The trail climbs gradually to follow the rim of a canyon and this becomes the pattern for the day. I weave in and out, up and down these canyon lands. Sometimes I’m on top of an expansive rim, looking far out towards all the surrounding mountains. Sometimes I’m following along the base of the walls. It’s a magical place, full of multi-colored rock, pinnacles, caves, and walls.
Much of the time I’m walking directly on slickrock sandstone. The trail is marked very well with cairns every 30 feet, so I find it easy to follow along. There are even steps built into the rock in the steeper sections. I wonder about who built it and how long ago, wishing I could thank them. I find the route incredibly imaginative, weaving an enchanted path through this maze of rock.
I collect water at a spring mid-morning. It flows from a sandstone cavern. What an incredible place. Just after, I find a baby snake stretched across the trail. I think it’s a bullsnake and definitely harmless. Still, it’s a gentle reminder to be on the lookout for rattlesnakes (I don’t see or hear a single one through this stretch, though I’m sure they’re all around).

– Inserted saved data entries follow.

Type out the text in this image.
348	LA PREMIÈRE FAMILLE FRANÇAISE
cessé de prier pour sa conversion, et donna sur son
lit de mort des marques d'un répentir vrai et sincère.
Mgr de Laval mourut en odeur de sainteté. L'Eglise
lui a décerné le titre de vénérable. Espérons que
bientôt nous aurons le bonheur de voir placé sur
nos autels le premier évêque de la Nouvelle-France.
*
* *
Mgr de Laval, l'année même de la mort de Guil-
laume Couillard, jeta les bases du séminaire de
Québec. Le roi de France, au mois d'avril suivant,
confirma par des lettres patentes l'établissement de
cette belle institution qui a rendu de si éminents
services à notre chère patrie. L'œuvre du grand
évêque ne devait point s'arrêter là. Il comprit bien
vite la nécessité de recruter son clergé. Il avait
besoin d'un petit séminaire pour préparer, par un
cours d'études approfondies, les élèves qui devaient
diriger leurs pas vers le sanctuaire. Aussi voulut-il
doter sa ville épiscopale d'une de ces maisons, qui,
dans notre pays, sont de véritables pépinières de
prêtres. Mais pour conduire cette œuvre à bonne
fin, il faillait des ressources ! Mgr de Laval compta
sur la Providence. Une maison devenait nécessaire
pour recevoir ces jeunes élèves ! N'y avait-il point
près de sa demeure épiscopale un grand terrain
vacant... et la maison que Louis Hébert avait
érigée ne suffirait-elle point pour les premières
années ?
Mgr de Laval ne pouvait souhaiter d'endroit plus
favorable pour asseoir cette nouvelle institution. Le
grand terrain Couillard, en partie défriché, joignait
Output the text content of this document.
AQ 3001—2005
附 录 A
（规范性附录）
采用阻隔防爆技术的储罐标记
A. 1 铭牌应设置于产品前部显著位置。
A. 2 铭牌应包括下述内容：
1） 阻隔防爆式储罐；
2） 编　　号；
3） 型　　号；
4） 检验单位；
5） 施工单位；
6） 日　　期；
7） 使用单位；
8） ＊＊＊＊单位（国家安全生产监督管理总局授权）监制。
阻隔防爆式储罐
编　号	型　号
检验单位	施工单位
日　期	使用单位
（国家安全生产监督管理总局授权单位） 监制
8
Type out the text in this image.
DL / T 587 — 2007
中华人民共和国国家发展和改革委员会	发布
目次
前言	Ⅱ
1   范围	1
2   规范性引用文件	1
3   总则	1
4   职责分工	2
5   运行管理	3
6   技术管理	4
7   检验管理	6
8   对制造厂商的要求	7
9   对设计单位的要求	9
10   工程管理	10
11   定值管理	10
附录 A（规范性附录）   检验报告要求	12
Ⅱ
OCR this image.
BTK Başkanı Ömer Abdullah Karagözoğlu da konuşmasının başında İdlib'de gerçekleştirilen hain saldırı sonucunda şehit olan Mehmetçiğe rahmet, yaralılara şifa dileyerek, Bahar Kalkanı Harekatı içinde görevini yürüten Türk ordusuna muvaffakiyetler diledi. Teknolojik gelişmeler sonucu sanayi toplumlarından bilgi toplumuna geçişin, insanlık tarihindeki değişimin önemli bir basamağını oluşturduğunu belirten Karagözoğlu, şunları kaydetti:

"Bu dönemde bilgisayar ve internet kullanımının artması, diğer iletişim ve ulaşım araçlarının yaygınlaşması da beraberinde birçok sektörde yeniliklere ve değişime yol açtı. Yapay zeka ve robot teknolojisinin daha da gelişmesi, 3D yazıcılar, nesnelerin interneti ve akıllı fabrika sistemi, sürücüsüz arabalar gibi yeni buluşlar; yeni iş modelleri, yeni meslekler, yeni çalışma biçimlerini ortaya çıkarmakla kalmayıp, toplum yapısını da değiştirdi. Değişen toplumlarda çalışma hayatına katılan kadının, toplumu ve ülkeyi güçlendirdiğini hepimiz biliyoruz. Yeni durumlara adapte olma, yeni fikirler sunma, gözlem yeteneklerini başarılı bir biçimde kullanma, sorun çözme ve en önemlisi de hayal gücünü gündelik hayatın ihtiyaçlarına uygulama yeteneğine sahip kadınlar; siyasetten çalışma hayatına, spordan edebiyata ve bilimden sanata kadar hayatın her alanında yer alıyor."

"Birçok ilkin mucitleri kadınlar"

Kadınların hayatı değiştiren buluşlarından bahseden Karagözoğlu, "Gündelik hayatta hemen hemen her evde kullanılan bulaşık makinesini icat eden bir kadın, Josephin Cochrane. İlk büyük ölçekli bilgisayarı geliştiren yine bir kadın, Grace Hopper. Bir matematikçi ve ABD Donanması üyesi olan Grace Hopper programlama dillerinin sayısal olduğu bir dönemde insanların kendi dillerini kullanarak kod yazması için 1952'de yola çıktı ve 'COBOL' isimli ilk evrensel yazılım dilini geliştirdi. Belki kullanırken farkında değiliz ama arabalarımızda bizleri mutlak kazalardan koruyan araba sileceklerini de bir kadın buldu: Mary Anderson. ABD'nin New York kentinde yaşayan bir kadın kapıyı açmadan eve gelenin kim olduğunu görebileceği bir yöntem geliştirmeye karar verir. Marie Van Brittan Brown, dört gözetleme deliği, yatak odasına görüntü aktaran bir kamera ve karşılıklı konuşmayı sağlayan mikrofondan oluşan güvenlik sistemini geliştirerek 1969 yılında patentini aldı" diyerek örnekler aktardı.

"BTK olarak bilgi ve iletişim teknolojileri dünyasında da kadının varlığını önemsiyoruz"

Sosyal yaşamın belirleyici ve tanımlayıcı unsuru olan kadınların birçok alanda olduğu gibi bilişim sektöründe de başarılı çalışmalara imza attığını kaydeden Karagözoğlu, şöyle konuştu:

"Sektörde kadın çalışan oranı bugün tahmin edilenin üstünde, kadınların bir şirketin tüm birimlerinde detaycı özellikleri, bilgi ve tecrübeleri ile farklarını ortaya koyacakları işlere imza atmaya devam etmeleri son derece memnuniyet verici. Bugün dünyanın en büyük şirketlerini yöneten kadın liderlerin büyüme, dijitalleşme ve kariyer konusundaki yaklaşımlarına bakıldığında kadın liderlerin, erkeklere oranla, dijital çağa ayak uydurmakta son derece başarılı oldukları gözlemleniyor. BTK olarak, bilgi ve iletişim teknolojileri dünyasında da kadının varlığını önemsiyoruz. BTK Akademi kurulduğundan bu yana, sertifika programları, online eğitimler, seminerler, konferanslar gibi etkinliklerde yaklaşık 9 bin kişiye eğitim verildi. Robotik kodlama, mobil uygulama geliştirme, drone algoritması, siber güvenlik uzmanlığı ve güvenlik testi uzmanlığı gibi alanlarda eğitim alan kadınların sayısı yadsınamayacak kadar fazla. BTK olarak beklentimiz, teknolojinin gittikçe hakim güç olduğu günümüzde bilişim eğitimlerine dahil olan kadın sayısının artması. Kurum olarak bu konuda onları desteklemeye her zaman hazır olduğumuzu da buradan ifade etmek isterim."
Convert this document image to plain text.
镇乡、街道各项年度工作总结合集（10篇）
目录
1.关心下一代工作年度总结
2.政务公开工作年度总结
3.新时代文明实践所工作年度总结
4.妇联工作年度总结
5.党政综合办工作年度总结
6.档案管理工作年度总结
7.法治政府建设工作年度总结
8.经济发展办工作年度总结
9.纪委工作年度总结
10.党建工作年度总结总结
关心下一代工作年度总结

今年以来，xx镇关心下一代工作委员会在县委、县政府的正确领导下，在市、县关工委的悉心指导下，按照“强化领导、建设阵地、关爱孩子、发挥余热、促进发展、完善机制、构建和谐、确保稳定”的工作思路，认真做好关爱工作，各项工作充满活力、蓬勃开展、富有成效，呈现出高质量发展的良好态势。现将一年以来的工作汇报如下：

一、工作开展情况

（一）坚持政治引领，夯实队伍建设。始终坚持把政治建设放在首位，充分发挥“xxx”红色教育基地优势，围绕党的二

I pass 3 dayhikers around noon. Otherwise I don’t see anyone else all day. The afternoon gets a bit toasty but I’m so entertained by the trail, I don’t care. Around 3 pm, I come to the Trujillo Family water cache. They have been stocking the cache for about 5 years and are very passionate about it…they even have a Cache Facebook page. I collect about 3.5 liters and sign the registry. The last person to sign in was Diesel, a Dutch hiker that is completing the CDT over 2 seasons. She is hiking CO and NM this year. She was at the cache on the 24th, 3 days ahead of me. I wish that I could catch up to her so that I could thank her in person for all the helpful water comments she leaves in guthooks. Vortex was through on the 21st, so considering that he started 4 days ahead of me at the Canadian border, I have done a good job in keeping up with him.
At the start of the day, I wondered if I might be able to walk 40 miles. But the terrain has not been a cake-walk, with many short and steep up-downs all day. It’s especially rough once I add all the weight of the water. I settle on walking around 35 miles, finding a nice dry camp among some trees and in the sand. I have plenty of daylight to settle in and do some camp chores. The night is so warm that I just sit and watch the stars for awhile. I love this setting so much. I’m a desert rat, I realize. I am made for these circumstances. I practically belong out here. Or at least that’s what I tell myself as I succumb to a peaceful sleep.